The entry level to the list moved up to 1,32 petaflops on the High Performance Linpack (HPL) benchmark, a small increase from 1,23 petaflops recorded in the June 2020 rankings. In a similar vein, the aggregate performance of all 500 systems grew from 2,22 exaflops in June to just 2,43 exaflops on the latest list. Likewise, average concurrency per system barely increased at all, growing from 145.363 cores six months ago to 145.465 cores in the current list.

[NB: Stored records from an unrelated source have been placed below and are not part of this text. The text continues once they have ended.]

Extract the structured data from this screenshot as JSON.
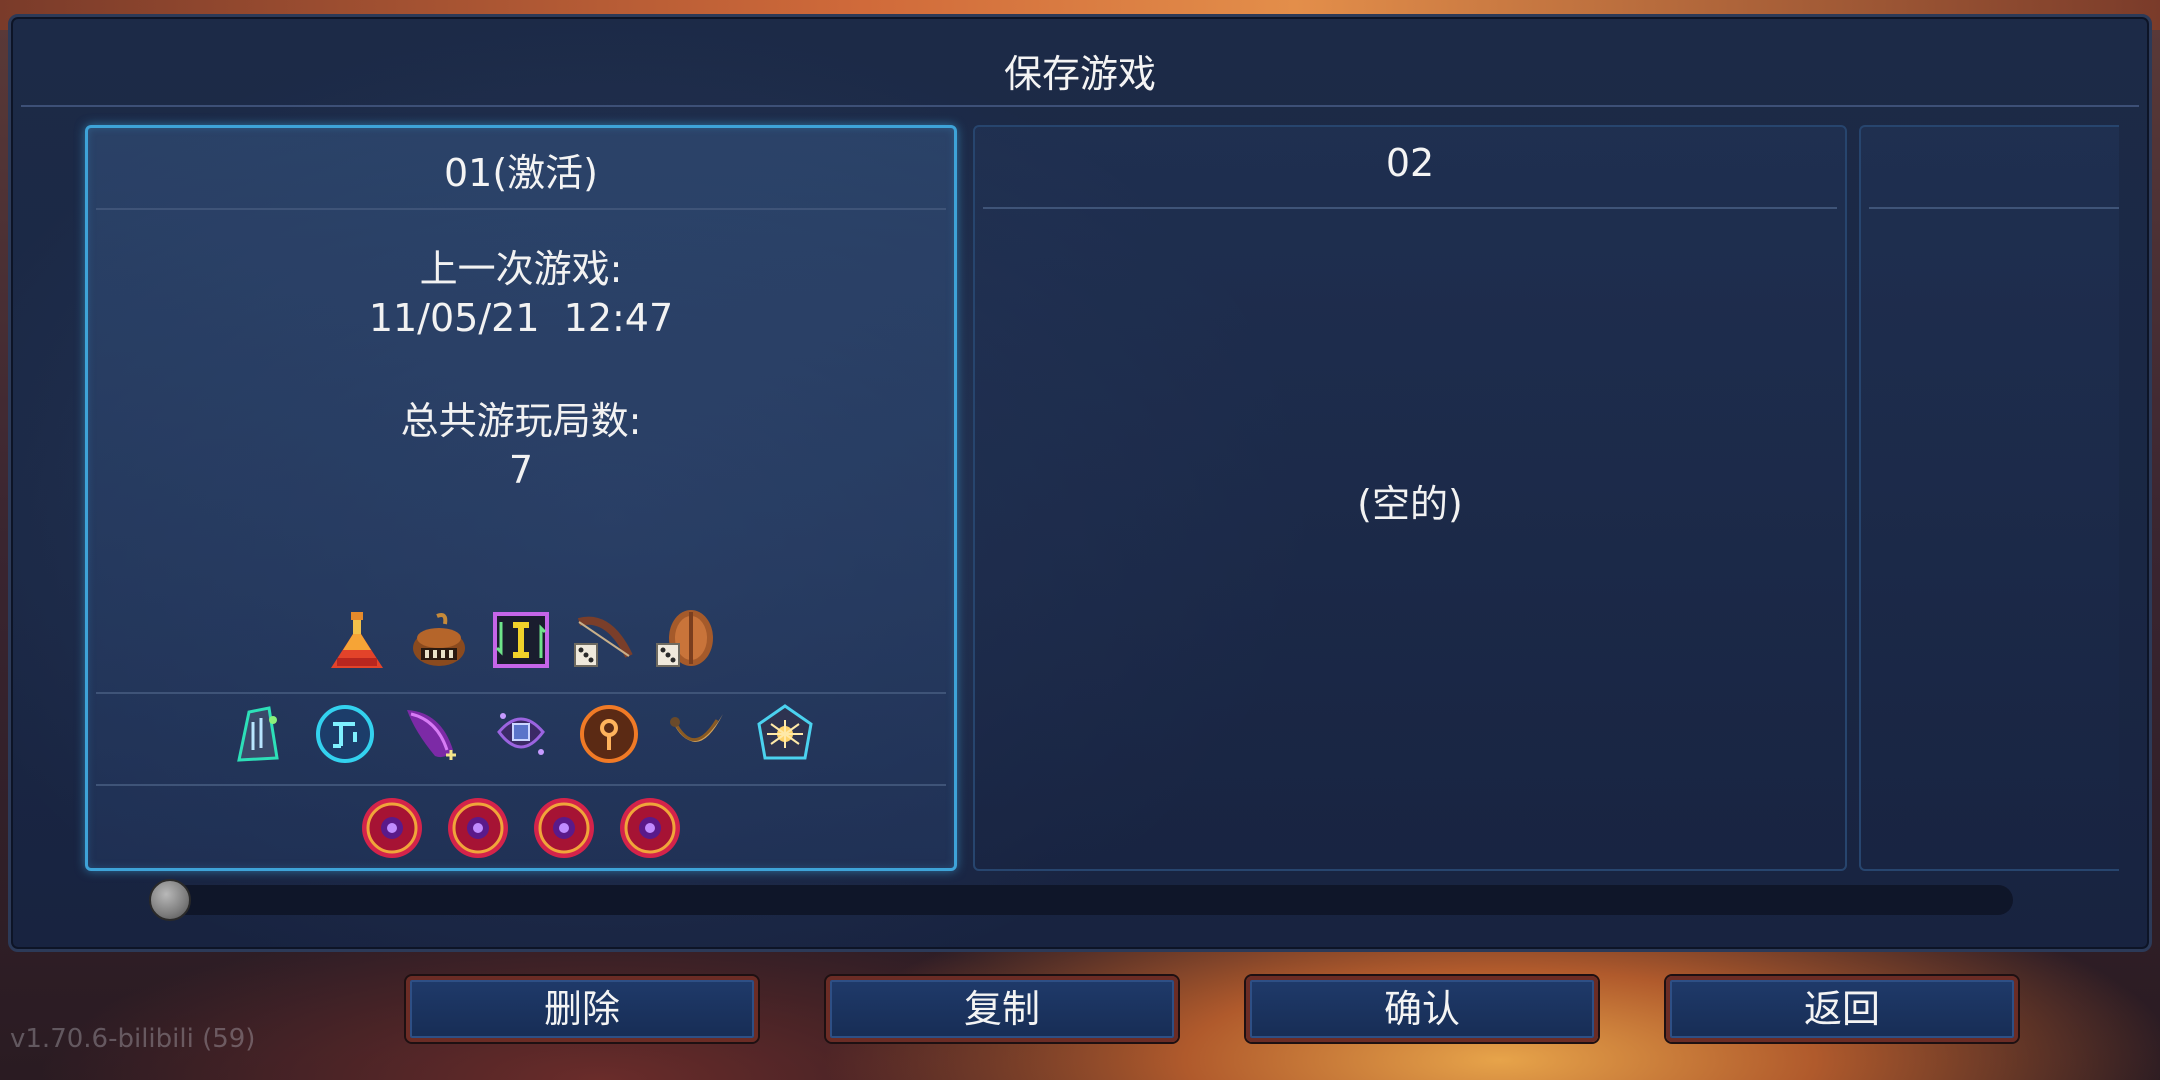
{
  "dialog": {
    "title": "保存游戏"
  },
  "slots": [
    {
      "header": "01(激活)",
      "last_played_label": "上一次游戏:",
      "last_played_value": "11/05/21  12:47",
      "total_runs_label": "总共游玩局数:",
      "total_runs_value": "7",
      "row1_icons": [
        "potion-flask-icon",
        "bomb-barrel-icon",
        "swap-rune-icon",
        "bow-dice-icon",
        "shield-dice-icon"
      ],
      "row2_icons": [
        "green-mutation-icon",
        "blue-teleport-rune-icon",
        "purple-feather-icon",
        "purple-amulet-icon",
        "orange-key-rune-icon",
        "horn-icon",
        "spider-rune-icon"
      ],
      "row3_icons": [
        "boss-cell-icon",
        "boss-cell-icon",
        "boss-cell-icon",
        "boss-cell-icon"
      ]
    },
    {
      "header": "02",
      "empty_text": "(空的)"
    },
    {
      "header": ""
    }
  ],
  "buttons": {
    "delete": "删除",
    "copy": "复制",
    "confirm": "确认",
    "back": "返回"
  },
  "footer": {
    "version": "v1.70.6-bilibili (59)"
  },
  "colors": {
    "active_border": "#3ea3d8",
    "panel_bg": "#1c2a47",
    "button_bg": "#1f3a6a",
    "button_border": "#6b2c25"
  }
}
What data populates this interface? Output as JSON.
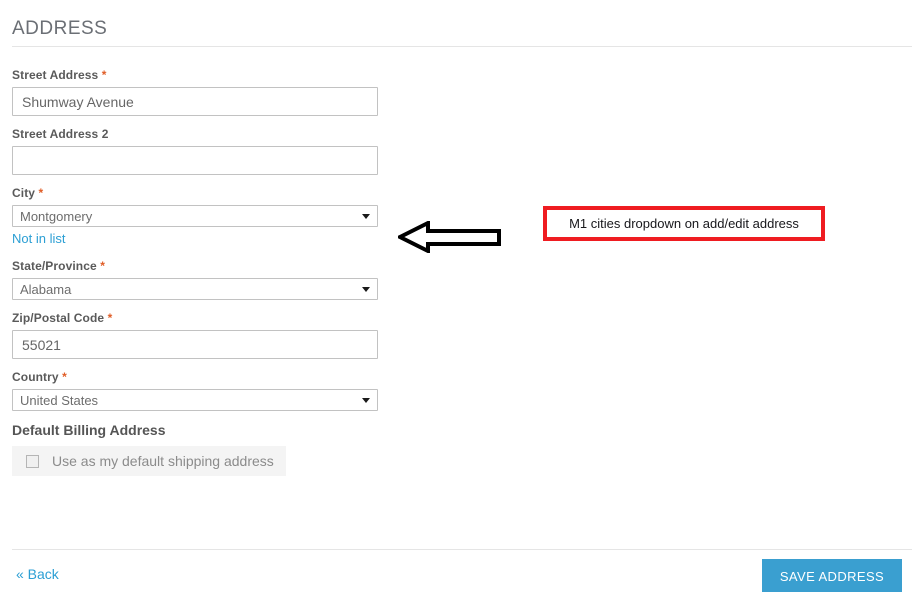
{
  "page": {
    "title": "ADDRESS"
  },
  "form": {
    "fields": [
      {
        "id": "street-address",
        "label": "Street Address",
        "required_marker": "*",
        "control": "text",
        "value": "Shumway Avenue",
        "placeholder": ""
      },
      {
        "id": "street-address-2",
        "label": "Street Address 2",
        "required_marker": "",
        "control": "text",
        "value": "",
        "placeholder": ""
      },
      {
        "id": "city",
        "label": "City",
        "required_marker": "*",
        "control": "select",
        "value": "Montgomery",
        "helper_link": "Not in list"
      },
      {
        "id": "state-province",
        "label": "State/Province",
        "required_marker": "*",
        "control": "select",
        "value": "Alabama"
      },
      {
        "id": "zip-postal-code",
        "label": "Zip/Postal Code",
        "required_marker": "*",
        "control": "text",
        "value": "55021",
        "placeholder": ""
      },
      {
        "id": "country",
        "label": "Country",
        "required_marker": "*",
        "control": "select",
        "value": "United States"
      }
    ],
    "default_billing": {
      "subtitle": "Default Billing Address",
      "checkbox_label": "Use as my default shipping address",
      "checked": false
    }
  },
  "footer": {
    "back_label": "« Back",
    "save_label": "SAVE ADDRESS"
  },
  "annotation": {
    "text": "M1 cities dropdown on add/edit address",
    "border_color": "#ef1c21",
    "arrow_direction": "left"
  },
  "colors": {
    "link": "#2c9fd4",
    "button": "#3a9fd0",
    "required": "#e05d27",
    "annotation": "#ef1c21"
  }
}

There were, however, a few notable developments in the top 10, including two new systems, as well as a new highwater mark set by the top-ranked Fugaku supercomputer. Thanks to additional hardware, Fugaku grew its HPL performance to 442 petaflops, a modest increase from the 416 petaflops the system achieved when it debuted in June 2020. More significantly, Fugaku increased its performance on the new mixed precision HPC-AI benchmark to 2,0 exaflops, besting its 1,4 exaflops mark recorded six months ago. These represents the first benchmark measurements above one exaflop for any precision on any type of hardware.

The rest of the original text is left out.